Why This Stuff is Important

Thursday 1.12.2012 @ 10:14am | Amanda Christmann Larson | Family


Photo Credit: Compassionate Journeys

I've been back in my own world for almost a week now, and I'd be lying if I said I don't enjoy every second of washing machine-dishwasher-hot shower-soft bed-smiling loved ones bliss. Even so, I still have dreams that I'm back in Ghana, and I still wake up a little confused about where I am on some mornings. Throughout the day, my thoughts still wander back to people and places that seem so distant from here, and secretly, my fear is not that they'll keep coming, it's that they'll go away.

I don't want to forget. I can't forget.

I have friends who are passionate about all kinds of things. I have watched the uncomfortable looks on others' faces when these friends start discussing their passions with an unwitting or unwilling audience. No one wants to hear about animal rights when they're buying steaks, and no one wants to hear about the environment when they're washing their SUV. Likewise, no one wants to hear about child slaves in Africa while they're busy living their own lives, working hard to put food  on the table and pay the mortgage.

So why should we care? 

On one of our last days of interviewing child slaves, we met a little girl named Peace. Peace was the third trafficked child brought to us out of 16 we interviewed that day. She was a pretty little girl with small earrings that accented her graceful features. A flowered purple dress hung from her malnourished frame, and, unlike so many of the kids, she had a smile in her eyes when she sat down on the plastic chair in front of me.

I asked Peace how old she was, and, like many of the other slave kids, she didn't know. I guessed her to be about eight years old. She had been with her master for as long as she could remember, and didn't know where she came from. She never knew her mother. She spent her days smoking fish, fetching heavy loads of firewood, cooking and washing bowls. Her master was a woman, and she told me she was afraid of her.

Why? I asked her.

She beats me when I am sick, Peace told me. I didn't know there was something hidden in that statement. I didn't know to ask her if she was sick on that day. I didn't know. I just didn't know.

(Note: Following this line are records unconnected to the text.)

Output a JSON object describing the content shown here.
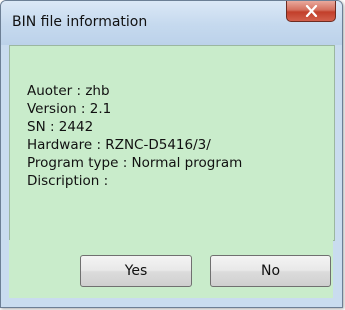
{
  "window": {
    "title": "BIN file information"
  },
  "info": {
    "lines": [
      "Auoter : zhb",
      "Version : 2.1",
      "SN : 2442",
      "Hardware : RZNC-D5416/3/",
      "Program type : Normal program",
      "Discription :"
    ]
  },
  "buttons": {
    "yes": "Yes",
    "no": "No"
  },
  "icons": {
    "close": "close-icon"
  },
  "colors": {
    "content_bg": "#c9eccb",
    "close_button": "#c23f2a"
  }
}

Instead, she sat before me with her quiet grace and continued answering my questions, this tiny child with wide eyes and a big purple dress and the tiniest glimmer of hope on her face.

What do you want to do?  I asked her.

With a serious look, she answered, Go to school. I want to go to school.

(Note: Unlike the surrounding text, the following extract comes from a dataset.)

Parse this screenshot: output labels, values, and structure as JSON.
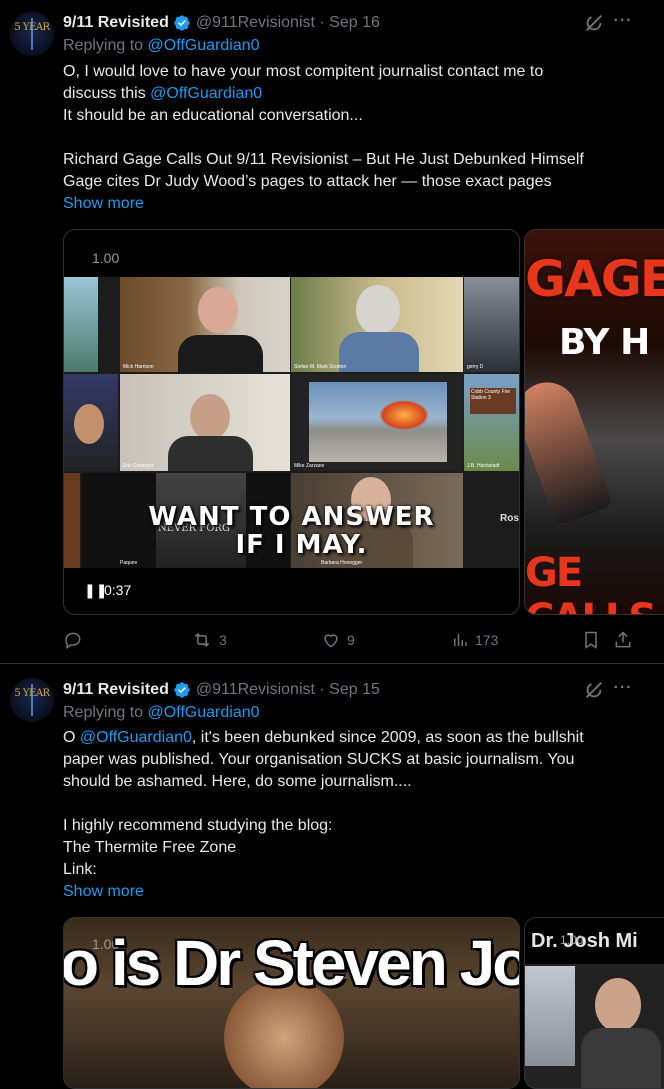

If we could find a way for you to leave this place and go to school, what would you want to do someday? I asked.

Be a nurse, she'd answered. I want to take care of sick people.

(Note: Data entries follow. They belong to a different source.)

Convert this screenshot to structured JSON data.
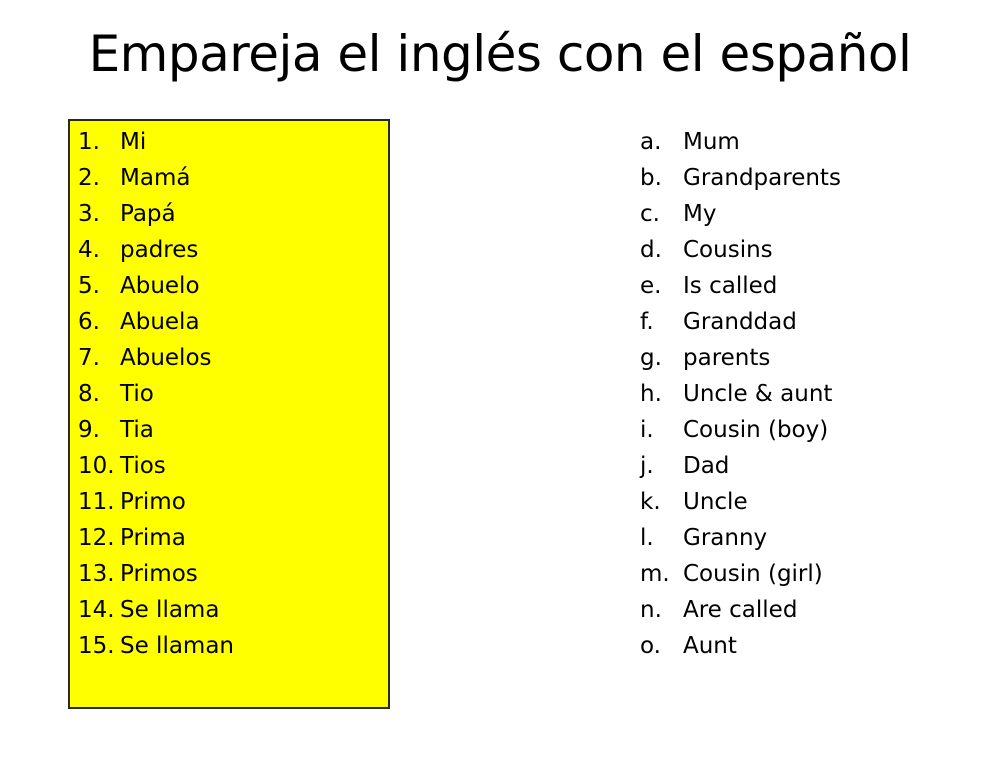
{
  "slide": {
    "title": "Empareja el inglés con el español",
    "background_color": "#FFFFFF",
    "highlight_color": "#FFFF00",
    "text_color": "#000000",
    "border_color": "#2B2A12"
  },
  "spanish_column": {
    "items": [
      {
        "marker": "1.",
        "text": "Mi"
      },
      {
        "marker": "2.",
        "text": "Mamá"
      },
      {
        "marker": "3.",
        "text": "Papá"
      },
      {
        "marker": "4.",
        "text": "padres"
      },
      {
        "marker": "5.",
        "text": "Abuelo"
      },
      {
        "marker": "6.",
        "text": "Abuela"
      },
      {
        "marker": "7.",
        "text": "Abuelos"
      },
      {
        "marker": "8.",
        "text": "Tio"
      },
      {
        "marker": "9.",
        "text": "Tia"
      },
      {
        "marker": "10.",
        "text": "Tios"
      },
      {
        "marker": "11.",
        "text": "Primo"
      },
      {
        "marker": "12.",
        "text": "Prima"
      },
      {
        "marker": "13.",
        "text": "Primos"
      },
      {
        "marker": "14.",
        "text": "Se llama"
      },
      {
        "marker": "15.",
        "text": "Se llaman"
      }
    ]
  },
  "english_column": {
    "items": [
      {
        "marker": "a.",
        "text": "Mum"
      },
      {
        "marker": "b.",
        "text": "Grandparents"
      },
      {
        "marker": "c.",
        "text": "My"
      },
      {
        "marker": "d.",
        "text": "Cousins"
      },
      {
        "marker": "e.",
        "text": "Is called"
      },
      {
        "marker": "f.",
        "text": "Granddad"
      },
      {
        "marker": "g.",
        "text": "parents"
      },
      {
        "marker": "h.",
        "text": "Uncle & aunt"
      },
      {
        "marker": "i.",
        "text": "Cousin (boy)"
      },
      {
        "marker": "j.",
        "text": "Dad"
      },
      {
        "marker": "k.",
        "text": "Uncle"
      },
      {
        "marker": "l.",
        "text": "Granny"
      },
      {
        "marker": "m.",
        "text": "Cousin (girl)"
      },
      {
        "marker": "n.",
        "text": "Are called"
      },
      {
        "marker": "o.",
        "text": "Aunt"
      }
    ]
  }
}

Like all of the children, I told Peace we wanted to help her. I told her to be patient, though, because I needed to come back to America and get help from people here to build a place for her. I hugged her and sent her back to her difficult life knowing she had been heard, but not knowing if anyone would listen.

Less than two weeks later, Peace was dead. The village chief told me she had simply collapsed and died. There would be no big funeral; no mourning for the little girl who only dreamed of helping others.

It's easy for me to spout off a jillion reasons why I care because I've seen it. I've hugged some of these kids as they stood stiffly, not knowing what to do because they'd never been hugged before. I've watched their blank looks as they describe the horrors of their lives and the fears they live with every day. I've looked them in the eyes  and promised them that I would do everything I can to help.

So why should you care?

We are all humans spinning along on the same planet. We are only as strong as our weakest members. It is good and right to celebrate our own lives and do the best we can for our loved ones, but we can't limit our love to only people who look like us or share the same embossed passport cover. At some point, we have to look at the Peaces in our world and tell them, "I care," because if we don't, we are denying ourselves the greatest gift of human existence: the gift of compassion.